Where personal data is transferred to countries outside the European Economic Area, in particular to the
United States, such transfer is carried out on the basis of the adequacy decision of the European Commission
pursuant to Article 45(1) GDPR, provided that the respective recipient is certified under the EU-U.S.
Data Privacy Framework.

Where no adequacy decision exists or a recipient is not appropriately certified, transfer will take place
only on the basis of appropriate safeguards within the meaning of Articles 44 et seq. GDPR, in particular
on the basis of the European Commission’s Standard Contractual Clauses pursuant to Commission Implementing
Decision EU 2021/914.

The Standard Contractual Clauses can be accessed here:

https://eur-lex.europa.eu/legal-content/EN/TXT/HTML/?uri=CELEX:32021D0914
.

The specific retention period for the processed data cannot be influenced by us and is determined by
Amazon Web Services, Inc.

Further information is available at:

https://aws.amazon.com/privacy/
.

18. Social Media and External Links

Our website may contain links to our profiles on social networks, for example LinkedIn, Instagram,
Facebook or Xing.

If you click on these links, you leave our website. The respective provider is generally responsible for
the processing of personal data on the relevant platform.

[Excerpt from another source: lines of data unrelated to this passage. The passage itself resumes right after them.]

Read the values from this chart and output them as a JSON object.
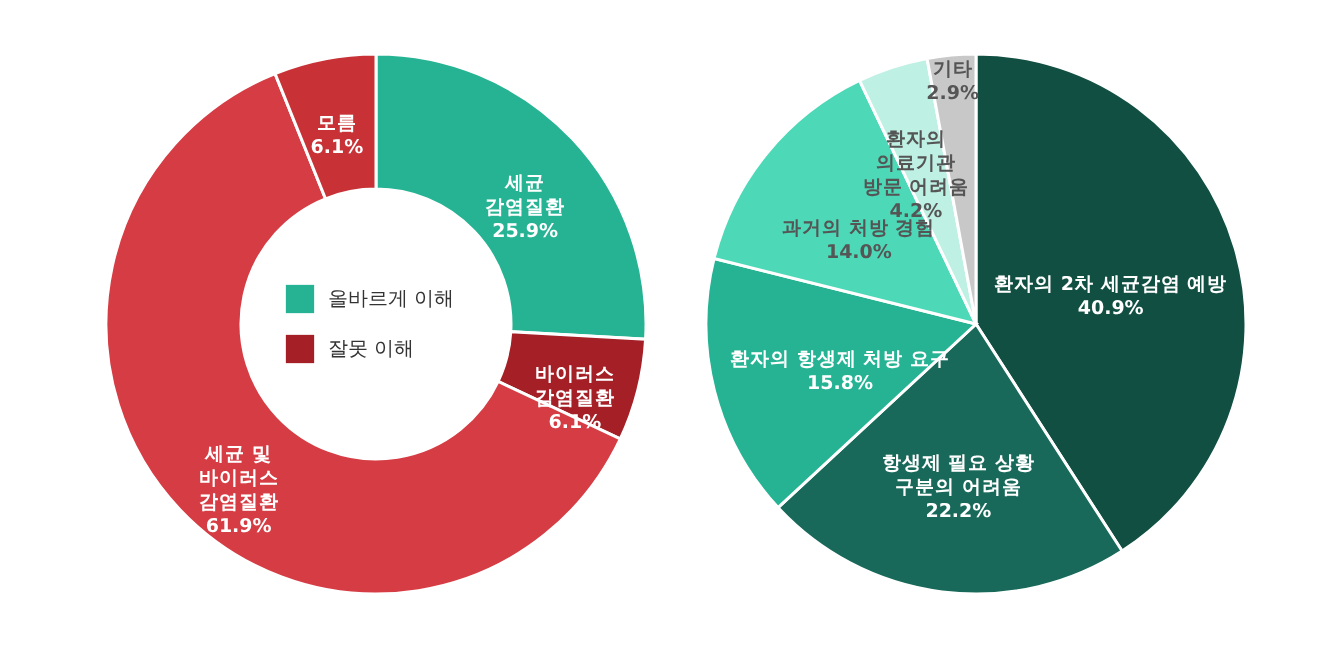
{
  "chart_data": [
    {
      "type": "donut",
      "categories": [
        "세균\n감염질환",
        "바이러스\n감염질환",
        "세균 및\n바이러스\n감염질환",
        "모름"
      ],
      "values": [
        25.9,
        6.1,
        61.9,
        6.1
      ],
      "colors": [
        "#25b393",
        "#a51f27",
        "#d53c43",
        "#c83236"
      ],
      "value_labels": [
        "25.9%",
        "6.1%",
        "61.9%",
        "6.1%"
      ],
      "annotations": [
        "올바르게 이해",
        "잘못 이해"
      ]
    },
    {
      "type": "pie",
      "categories": [
        "환자의 2차 세균감염 예방",
        "항생제 필요 상황\n구분의 어려움",
        "환자의 항생제 처방 요구",
        "과거의 처방 경험",
        "환자의\n의료기관\n방문 어려움",
        "기타"
      ],
      "values": [
        40.9,
        22.2,
        15.8,
        14.0,
        4.2,
        2.9
      ],
      "colors": [
        "#114f42",
        "#18695a",
        "#25b393",
        "#4dd9b7",
        "#bff0e4",
        "#c8c8c8"
      ],
      "value_labels": [
        "40.9%",
        "22.2%",
        "15.8%",
        "14.0%",
        "4.2%",
        "2.9%"
      ]
    }
  ]
}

Where social network content is embedded directly on our website, for example posts, feeds, buttons or
similar elements, a connection to the servers of the respective provider may already be established when
such content is loaded. In this context, personal data such as your IP address, browser information and
information about your visit to our website may be processed.

Such content is embedded, where required, only on the basis of your consent pursuant to Article 6(1)(a)
GDPR and Section 25(1) TDDDG. You may withdraw your consent at any time via the cookie settings.

19. Whistleblower Portal

Our website may provide a link to a whistleblower portal. If you click on this link, you leave our
website. The privacy information provided within the whistleblower portal applies to the processing of
personal data in connection with that portal.

Where we process personal data in connection with a report under the German Whistleblower Protection Act,
abbreviated as HinSchG, such processing is carried out for the purpose of receiving, reviewing and handling
the respective report.

The legal basis is compliance with legal obligations pursuant to Article 6(1)(c) GDPR in conjunction
with the requirements of the German Whistleblower Protection Act. Where special categories of personal
data are processed, this is done in accordance with Article 9 GDPR.

Personal data processed in connection with a report will be stored only for as long as necessary to handle
the report, comply with legal obligations, or establish, exercise or defend legal claims.

20. Objection to Unsolicited Advertising Emails

We hereby object to the use of contact data published in the context of legal notice obligations for the
purpose of sending unsolicited advertising or informational materials.

We expressly reserve the right to take legal action in the event of unsolicited advertising information,
for example spam emails.

21. Updates and Changes to this Privacy Notice

We reserve the right to amend this Privacy Notice so that it always complies with current legal
requirements or to reflect changes to our services in this Privacy Notice, for example when new services
are introduced.

The current Privacy Notice applies to each subsequent visit to our website.